Summer holiday bookings spiked by as much as 600 per cent as the prime minister signalled international travel could resume from mid-May.
With some certainty, sun-starved British travellers rushed to book breaks for this summer.
Britain’s biggest holiday company, Tui, said summer bookings had surged 500 per cent, with demand for destinations in Greece, Spain and Turkey seeing the biggest bounce.
The UK’s biggest airline, easyJet, reported flight bookings had spiked more than 300 per cent, while holiday bookings were up more than 600 per cent week-on-week. Destinations such as Spain, Portugal and Greece were the most popular, with August, July and September top travel months.
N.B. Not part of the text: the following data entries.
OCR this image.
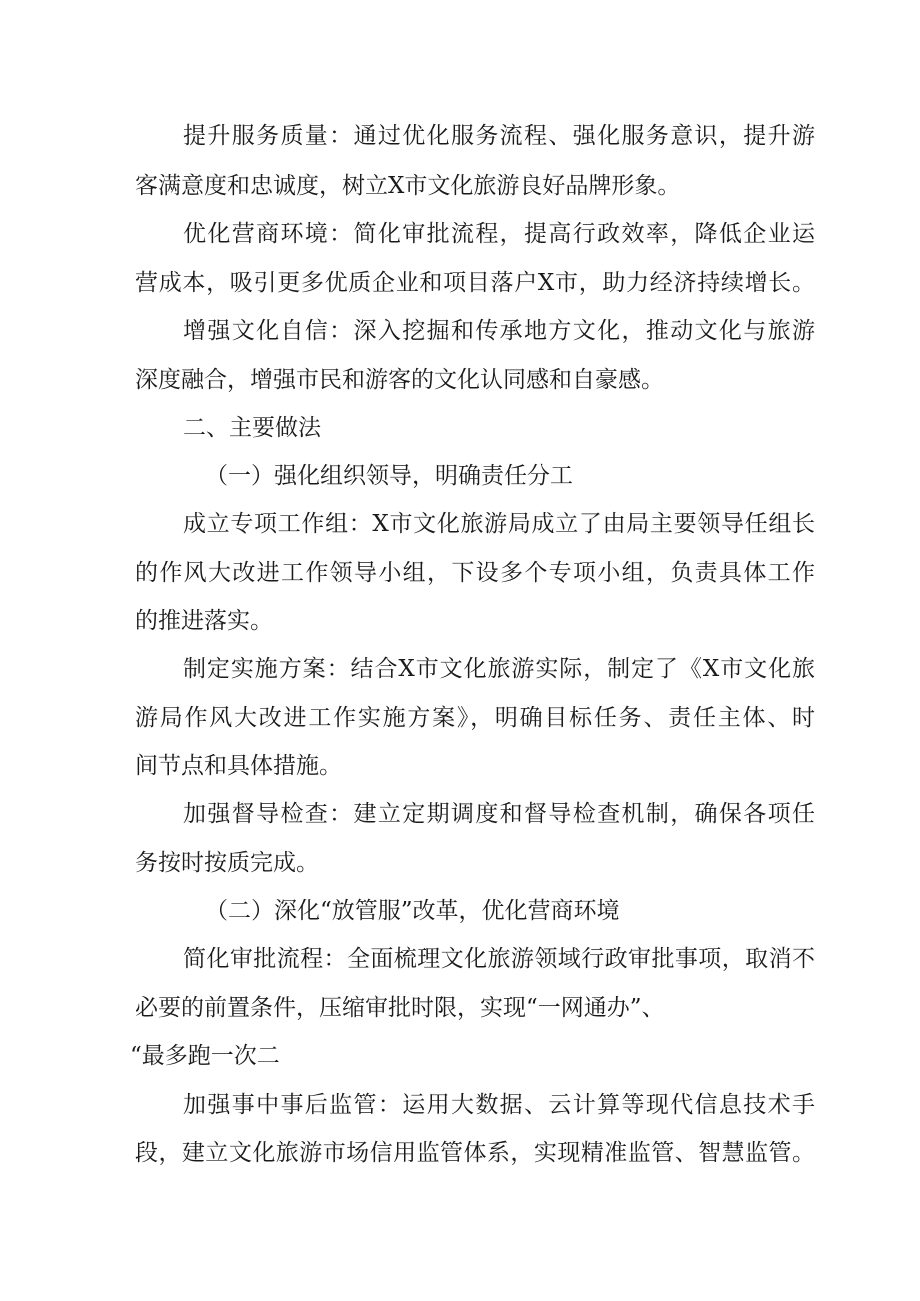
提升服务质量：通过优化服务流程、强化服务意识，提升游
客满意度和忠诚度，树立X市文化旅游良好品牌形象。
优化营商环境：简化审批流程，提高行政效率，降低企业运
营成本，吸引更多优质企业和项目落户X市，助力经济持续增长。
增强文化自信：深入挖掘和传承地方文化，推动文化与旅游
深度融合，增强市民和游客的文化认同感和自豪感。
二、主要做法
（一）强化组织领导，明确责任分工
成立专项工作组：X市文化旅游局成立了由局主要领导任组长
的作风大改进工作领导小组，下设多个专项小组，负责具体工作
的推进落实。
制定实施方案：结合X市文化旅游实际，制定了《X市文化旅
游局作风大改进工作实施方案》，明确目标任务、责任主体、时
间节点和具体措施。
加强督导检查：建立定期调度和督导检查机制，确保各项任
务按时按质完成。
（二）深化“放管服”改革，优化营商环境
简化审批流程：全面梳理文化旅游领域行政审批事项，取消不
必要的前置条件，压缩审批时限，实现“一网通办”、
“最多跑一次二
加强事中事后监管：运用大数据、云计算等现代信息技术手
段，建立文化旅游市场信用监管体系，实现精准监管、智慧监管。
Meanwhile, Europe’s largest airline, Ryanair, reported a “large surge in bookings” to destinations in Spain, Greece and Italy.
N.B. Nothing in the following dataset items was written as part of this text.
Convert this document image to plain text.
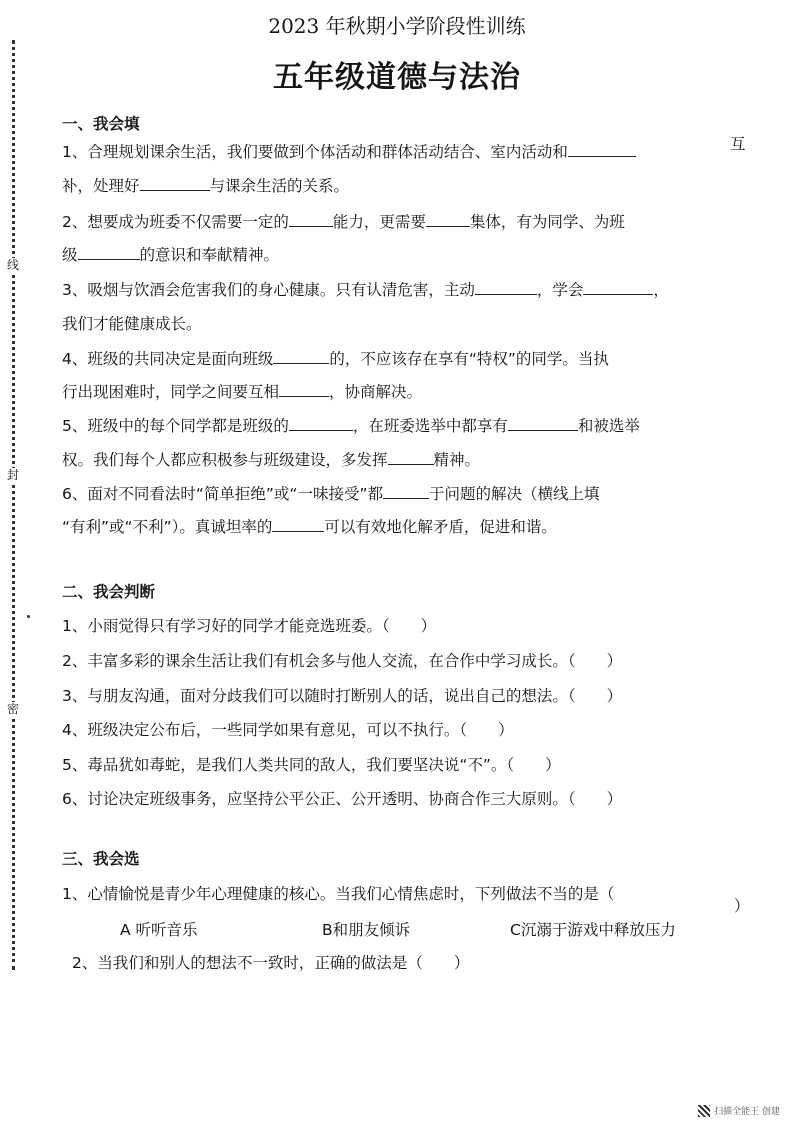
线
封
密
2023 年秋期小学阶段性训练
五年级道德与法治
一、我会填
1、合理规划课余生活，我们要做到个体活动和群体活动结合、室内活动和	互
补，处理好	与课余生活的关系。
2、想要成为班委不仅需要一定的	能力，更需要	集体，有为同学、为班
级	的意识和奉献精神。
3、吸烟与饮酒会危害我们的身心健康。只有认清危害，主动	，学会	，
我们才能健康成长。
4、班级的共同决定是面向班级	的，不应该存在享有“特权”的同学。当执
行出现困难时，同学之间要互相	，协商解决。
5、班级中的每个同学都是班级的	，在班委选举中都享有	和被选举
权。我们每个人都应积极参与班级建设，多发挥	精神。
6、面对不同看法时“简单拒绝”或“一味接受”都	于问题的解决（横线上填
“有利”或“不利”）。真诚坦率的	可以有效地化解矛盾，促进和谐。
二、我会判断
1、小雨觉得只有学习好的同学才能竞选班委。（　　）
2、丰富多彩的课余生活让我们有机会多与他人交流，在合作中学习成长。（　　）
3、与朋友沟通，面对分歧我们可以随时打断别人的话，说出自己的想法。（　　）
4、班级决定公布后，一些同学如果有意见，可以不执行。（　　）
5、毒品犹如毒蛇，是我们人类共同的敌人，我们要坚决说“不”。（　　）
6、讨论决定班级事务，应坚持公平公正、公开透明、协商合作三大原则。（　　）
三、我会选
1、心情愉悦是青少年心理健康的核心。当我们心情焦虑时，下列做法不当的是（
）
A 听听音乐	B和朋友倾诉	C沉溺于游戏中释放压力
2、当我们和别人的想法不一致时，正确的做法是（　　）
扫描全能王 创建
Tui managing director, UK and Ireland, Andrew Flintham, said he recognised the “huge demand to travel”.
He added: “The announcement from the prime minister on 22 February was positive and shows that by working with the travel industry on a risk-based framework our customers will have the opportunity to travel abroad this summer.
“We will continue to work closely with the government so people can look forward to a well-deserved break away, after what has been a very difficult year for many.”
In line with government guidance, leisure flights will not depart before 17 May. International travel for all but the slimmest essential reasons remains banned until that date.
The new Global Travel Task Force will report on 12 April as to whether outbound summer holidays can go ahead.
The roadmap announcement gave a degree of much-needed clarity to the beleaguered travel industry, which warned the government it would face “its fourth winter” in two years if clarity was not given on a restart date.
Although a date has been given for the restart of the international travel industry, there are still onerous restrictions on returning travellers to the UK.
Currently, all travellers to the UK must quarantine for 10 days, and travellers from 33 “red list” countries must pay for hotel quarantine, with a price tag of £1,750 per traveller.
Hotels and B&Bs in England will also be allowed to reopen from 17 May.